Interesting question. I'm an extreme introvert, so my sister would have to remind me to call the parental units once or twice a month when I was in undergrad (she transferred to the same school). I figured I was fine, and they should assume that, and I hated phone conversations (still do); I'm more comfortable with face to face, since you get other cues than just dialogue.
The youngest takes a bit after me, so we talk to him a couple times a month and see him 4-5 times a year, on holidays and we drive up to Seattle at least 2-3 times a year. The oldest, with the grandkids, is more in touch, and he's an extrovert.
The irony is that both of my parents, while very close to their parents, moved away after undergrad and only saw them 1-4 times a year. I moved across the country to the West Coast to grad school, then ironically was hired in Texas after grad school; the parental units retired below Ft. Worth to a town where great granddad lived, so we saw them more often. DW moved across the country from Philly to the West Coast and saw her mother at most once a year, but talked to her once a month or so on the phone.
Dad was a little on the introvert scale, though. I inhaled the independence and raised our two sons that way, although we are close, but not in terms of talking 2-3 times a week. Younger parents with the cell phone generation, I think , will be different, just because of the new norms, which probably is a good thing; cell phones have revolutionized communication patterns for both better and worse.

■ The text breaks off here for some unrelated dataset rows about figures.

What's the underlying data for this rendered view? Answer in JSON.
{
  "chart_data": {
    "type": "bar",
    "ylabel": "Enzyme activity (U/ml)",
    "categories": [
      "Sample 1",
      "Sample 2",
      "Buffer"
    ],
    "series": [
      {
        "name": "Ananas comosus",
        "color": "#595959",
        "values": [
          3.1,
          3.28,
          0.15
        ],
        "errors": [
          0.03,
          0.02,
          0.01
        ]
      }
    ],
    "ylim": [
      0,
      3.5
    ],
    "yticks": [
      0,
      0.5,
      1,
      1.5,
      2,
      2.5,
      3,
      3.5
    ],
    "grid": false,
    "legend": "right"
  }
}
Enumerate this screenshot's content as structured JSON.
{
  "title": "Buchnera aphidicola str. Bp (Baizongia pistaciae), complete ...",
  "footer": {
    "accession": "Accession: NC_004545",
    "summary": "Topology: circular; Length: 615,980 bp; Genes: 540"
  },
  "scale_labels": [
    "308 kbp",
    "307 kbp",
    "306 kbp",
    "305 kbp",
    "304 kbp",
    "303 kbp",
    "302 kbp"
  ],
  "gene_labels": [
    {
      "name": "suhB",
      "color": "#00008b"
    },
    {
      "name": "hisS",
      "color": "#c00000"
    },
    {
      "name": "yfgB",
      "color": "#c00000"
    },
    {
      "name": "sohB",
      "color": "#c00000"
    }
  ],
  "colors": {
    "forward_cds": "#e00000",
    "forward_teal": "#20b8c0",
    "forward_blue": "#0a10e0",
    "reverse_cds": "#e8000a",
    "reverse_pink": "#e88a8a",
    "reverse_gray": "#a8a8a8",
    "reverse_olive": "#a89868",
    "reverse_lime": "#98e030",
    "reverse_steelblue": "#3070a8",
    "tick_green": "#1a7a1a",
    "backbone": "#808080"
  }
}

I'm comfortable with not saying anything if you don't have anything to say, but I realize that that is not a norm; I'm very comfortable with listening to whomever and can do that all day. I blame the Swede-Finns on my Mom's side (although the Swedes are 10x more communicative than the Finns). I guess I got all the Finn genes. I think there is a gap between perceptions between introverts and extroverts, but my twin (fraternal) was an extrovert, so I recognized the difference very early (and he would too; he would tell me, hey I need to tell you this, if it was really important to him, so I was lucky to know from an early age the social differences. If I feel my sons need to talk to me, I will call them.)
Joke: How do you know you're dating an extroverted Finn?
Answer: He looks at your shoes when he's talking to you.